Be it packaged food, which has foxed companies in India, or soaps in personal  care, ITC is ready to move its most popular brands up the value chain. New  products in food and a repositioning of its mid-segment soap brand have set the  process in motion. ITC's non-tobacco FMCG play also includes education and  stationery, lifestyle retailing, safety matches and incense sticks but food and  personal care comprise around 80 per cent of the segment.
  
Vivel, which is one of the four personal care  brands it had launched between 2005  and 2007 is the biggest brand in personal care for the Kolkata-based company,  worth Rs 500 crore. With a full-fledged campaign underway, featuring the brand  ambassador KareenaKapoor, Vivel is being repositioned as a nourishment product,  rather than its earlier singular promise of skin-softening, according to the  personal care CEO SandeepKaul. Of course, the soap brand will continue to straddle  different price-points.
  
"We would have products for all price-brackets but in terms of sheer  number of introductions, we will be larger in the premium segment than in  others," says Kaul. Essenza Di Wills was originally its premium offering  of fragrances, bath and body care products for both men and women, launched in  mid-2005. ITC also labels its Vivel Ultrapro anti-dandruff shampoo as premium.  Mass-market product launches in the near future are ruled out by Kaul.

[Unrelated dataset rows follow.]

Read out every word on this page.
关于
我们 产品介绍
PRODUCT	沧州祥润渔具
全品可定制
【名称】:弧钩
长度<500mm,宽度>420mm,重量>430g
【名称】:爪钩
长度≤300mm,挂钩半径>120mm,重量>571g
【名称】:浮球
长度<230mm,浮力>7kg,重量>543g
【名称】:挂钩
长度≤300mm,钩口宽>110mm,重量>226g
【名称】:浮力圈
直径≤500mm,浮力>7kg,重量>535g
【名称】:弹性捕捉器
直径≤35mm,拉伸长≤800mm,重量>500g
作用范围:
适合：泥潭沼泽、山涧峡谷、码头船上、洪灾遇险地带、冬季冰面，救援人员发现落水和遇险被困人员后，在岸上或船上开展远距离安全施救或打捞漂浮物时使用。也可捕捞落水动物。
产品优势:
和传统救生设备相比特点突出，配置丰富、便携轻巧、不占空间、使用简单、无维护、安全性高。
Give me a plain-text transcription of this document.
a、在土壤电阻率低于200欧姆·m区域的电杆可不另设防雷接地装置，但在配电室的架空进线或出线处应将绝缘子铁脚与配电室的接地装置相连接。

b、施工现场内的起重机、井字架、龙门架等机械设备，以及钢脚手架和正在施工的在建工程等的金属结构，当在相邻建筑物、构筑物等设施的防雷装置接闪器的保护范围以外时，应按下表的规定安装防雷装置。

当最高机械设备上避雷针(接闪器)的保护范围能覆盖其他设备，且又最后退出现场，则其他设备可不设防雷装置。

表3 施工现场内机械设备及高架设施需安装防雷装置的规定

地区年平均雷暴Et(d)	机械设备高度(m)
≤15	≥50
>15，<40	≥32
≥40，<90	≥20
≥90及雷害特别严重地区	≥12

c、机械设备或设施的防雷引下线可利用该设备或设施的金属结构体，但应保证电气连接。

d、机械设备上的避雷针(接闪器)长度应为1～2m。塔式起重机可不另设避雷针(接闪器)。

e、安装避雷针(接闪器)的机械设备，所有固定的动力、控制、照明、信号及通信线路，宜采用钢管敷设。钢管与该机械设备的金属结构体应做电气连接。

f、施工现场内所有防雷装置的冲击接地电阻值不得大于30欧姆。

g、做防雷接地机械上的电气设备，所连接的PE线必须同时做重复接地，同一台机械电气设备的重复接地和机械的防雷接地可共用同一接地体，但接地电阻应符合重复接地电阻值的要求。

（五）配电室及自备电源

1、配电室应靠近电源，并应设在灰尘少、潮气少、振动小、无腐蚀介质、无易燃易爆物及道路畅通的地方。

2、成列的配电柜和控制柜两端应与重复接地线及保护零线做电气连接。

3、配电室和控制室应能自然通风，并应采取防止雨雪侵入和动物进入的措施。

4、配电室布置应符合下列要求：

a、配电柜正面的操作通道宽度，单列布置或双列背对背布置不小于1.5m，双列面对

He claims  the recent entry into the crowded deodorant market has gained significant  share. Engage, a deo for both the sexes, was launched in May and will take  two-three months for a national roll-out. "If I look at markets it is already  present in, we already have 5-6 per cent share. We are present in most markets  except for parts of south India," says Kaul. Given the low per capita  consumption of deos and a market estimated to be about Rs 2,500 crore, Kaul  expects a growth of 15-20 per cent.

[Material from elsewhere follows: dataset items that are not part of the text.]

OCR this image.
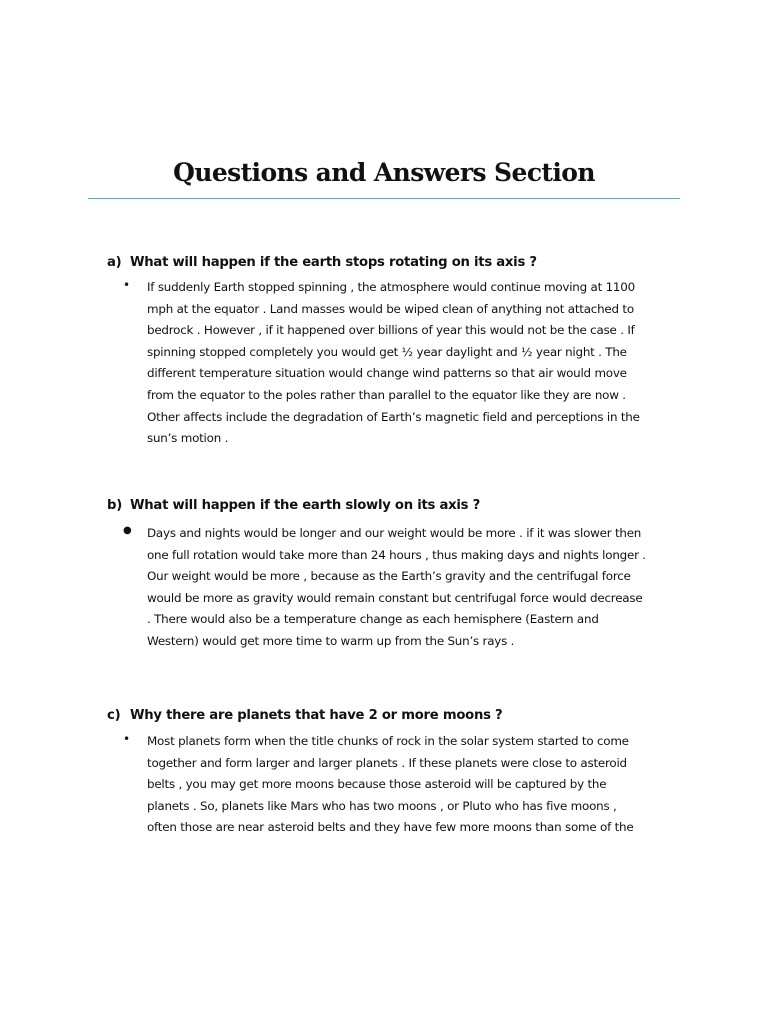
Questions and Answers Section
a) What will happen if the earth stops rotating on its axis ?
• If suddenly Earth stopped spinning , the atmosphere would continue moving at 1100
mph at the equator . Land masses would be wiped clean of anything not attached to
bedrock . However , if it happened over billions of year this would not be the case . If
spinning stopped completely you would get ½ year daylight and ½ year night . The
different temperature situation would change wind patterns so that air would move
from the equator to the poles rather than parallel to the equator like they are now .
Other affects include the degradation of Earth’s magnetic field and perceptions in the
sun’s motion .
b) What will happen if the earth slowly on its axis ?
● Days and nights would be longer and our weight would be more . if it was slower then
one full rotation would take more than 24 hours , thus making days and nights longer .
Our weight would be more , because as the Earth’s gravity and the centrifugal force
would be more as gravity would remain constant but centrifugal force would decrease
. There would also be a temperature change as each hemisphere (Eastern and
Western) would get more time to warm up from the Sun’s rays .
c) Why there are planets that have 2 or more moons ?
• Most planets form when the title chunks of rock in the solar system started to come
together and form larger and larger planets . If these planets were close to asteroid
belts , you may get more moons because those asteroid will be captured by the
planets . So, planets like Mars who has two moons , or Pluto who has five moons ,
often those are near asteroid belts and they have few more moons than some of the
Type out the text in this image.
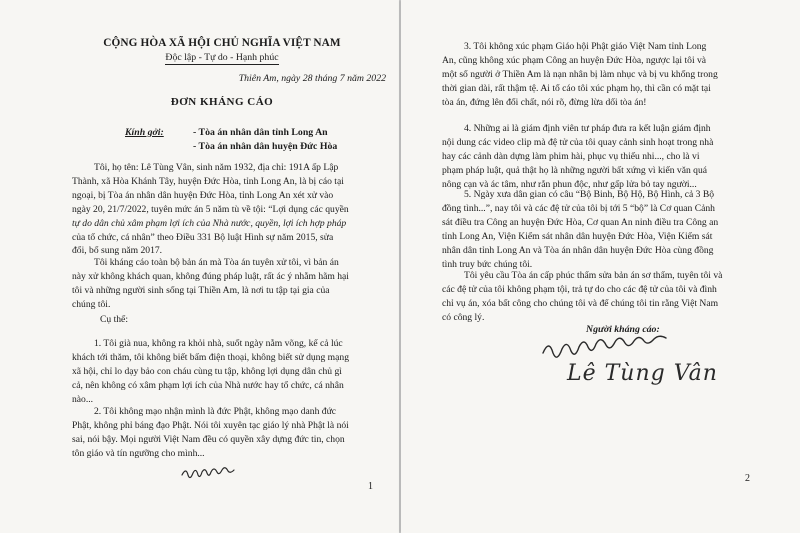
CỘNG HÒA XÃ HỘI CHỦ NGHĨA VIỆT NAM
Độc lập - Tự do - Hạnh phúc
Thiên Am, ngày 28 tháng 7 năm 2022
ĐƠN KHÁNG CÁO
Kính gởi:	- Tòa án nhân dân tỉnh Long An
- Tòa án nhân dân huyện Đức Hòa
Tôi, họ tên: Lê Tùng Vân, sinh năm 1932, địa chỉ: 191A ấp Lập
Thành, xã Hòa Khánh Tây, huyện Đức Hòa, tỉnh Long An, là bị cáo tại
ngoại, bị Tòa án nhân dân huyện Đức Hòa, tỉnh Long An xét xử vào
ngày 20, 21/7/2022, tuyên mức án 5 năm tù về tội: “Lợi dụng các quyền
tự do dân chủ xâm phạm lợi ích của Nhà nước, quyền, lợi ích hợp pháp
của tổ chức, cá nhân” theo Điều 331 Bộ luật Hình sự năm 2015, sửa
đổi, bổ sung năm 2017.
Tôi kháng cáo toàn bộ bản án mà Tòa án tuyên xử tôi, vì bản án
này xử không khách quan, không đúng pháp luật, rất ác ý nhằm hãm hại
tôi và những người sinh sống tại Thiền Am, là nơi tu tập tại gia của
chúng tôi.
Cụ thể:
1. Tôi già nua, không ra khỏi nhà, suốt ngày nằm võng, kể cả lúc
khách tới thăm, tôi không biết bấm điện thoại, không biết sử dụng mạng
xã hội, chỉ lo dạy bảo con cháu cùng tu tập, không lợi dụng dân chủ gì
cả, nên không có xâm phạm lợi ích của Nhà nước hay tổ chức, cá nhân
nào...
2. Tôi không mạo nhận mình là đức Phật, không mạo danh đức
Phật, không phỉ báng đạo Phật. Nói tôi xuyên tạc giáo lý nhà Phật là nói
sai, nói bậy. Mọi người Việt Nam đều có quyền xây dựng đức tin, chọn
tôn giáo và tín ngưỡng cho mình...
1
3. Tôi không xúc phạm Giáo hội Phật giáo Việt Nam tỉnh Long
An, cũng không xúc phạm Công an huyện Đức Hòa, ngược lại tôi và
một số người ở Thiền Am là nạn nhân bị làm nhục và bị vu khống trong
thời gian dài, rất thậm tệ. Ai tố cáo tôi xúc phạm họ, thì cần có mặt tại
tòa án, đứng lên đối chất, nói rõ, đừng lừa dối tòa án!
4. Những ai là giám định viên tư pháp đưa ra kết luận giám định
nội dung các video clip mà đệ tử của tôi quay cảnh sinh hoạt trong nhà
hay các cảnh dàn dựng làm phim hài, phục vụ thiếu nhi..., cho là vi
phạm pháp luật, quả thật họ là những người bất xứng vì kiến văn quá
nông cạn và ác tâm, như rắn phun độc, như gấp lửa bỏ tay người...
5. Ngày xưa dân gian có câu “Bộ Binh, Bộ Hộ, Bộ Hình, cả 3 Bộ
đồng tình...”, nay tôi và các đệ tử của tôi bị tới 5 “bộ” là Cơ quan Cảnh
sát điều tra Công an huyện Đức Hòa, Cơ quan An ninh điều tra Công an
tỉnh Long An, Viện Kiểm sát nhân dân huyện Đức Hòa, Viện Kiểm sát
nhân dân tỉnh Long An và Tòa án nhân dân huyện Đức Hòa cùng đồng
tình truy bức chúng tôi.
Tôi yêu cầu Tòa án cấp phúc thẩm sửa bản án sơ thẩm, tuyên tôi và
các đệ tử của tôi không phạm tội, trả tự do cho các đệ tử của tôi và đình
chỉ vụ án, xóa bất công cho chúng tôi và để chúng tôi tin rằng Việt Nam
có công lý.
Người kháng cáo:
Lê Tùng Vân
2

ITC's  overall non-cigarette FMCG business is expected to break even sometime this  year. It was briefly in the black in the final quarter of last fiscal, before  slipping into the red.
  
Analysts point out that rather than any weakness in gross margins, it is the  heavy advertising that ITC does to further its FMCG business that forms a drag  on the portfolio's finances. In FY-13, ITC had spent Rs 806.65 crore (up from  Rs 682.69 crore, the year before). "If not for the heavy A&P spends,  ITC is already profitable in non-tobacco FMCG. But the ad spends are necessary  to complete the gestation."
  
But of the non-tobacco FMCG play, foods, which was worth Rs 3,700 crore in  FY-13, is taking up premiumisation in no uncertain terms. The CEO of foods,  Chitranjan Dar, who drove his division to be the first segment to turn  profitable and remain there, says, "The packaging for one of our first  super-premium brands, the Choco Meltz, is a departure from our usual packaging,  to reflect the richness of the chocolate-enrobed cookies. The graphics,  cartonisation, the taste profile and the texture (presence of both molten and  crisp chocolate) are all geared to convey the premium feel." Having  achieved uptrading in premium cookies, catching Britannia, the biscuits-leader  unaware, Dar is now moving on to a category unlikely to be thought of as  premium - confectionery.
  
"We have noticed that in confectionery, there is a pronounced movement  away from basic products to value-added ones. So, Jellicious delivers on texture  beyond a jelly logenze, with a fruit and candy combination. Similarly, we have  pulled out of the regular 50-paise lacto candy and concentrate on the Re 1  lacto with more cream inside and out. We have launched a mint for adults  (mint-o Ultra mintz) that have an evolved taste palette." In confectionery  too, ITC is betting on underpenetration of the category to drive growth.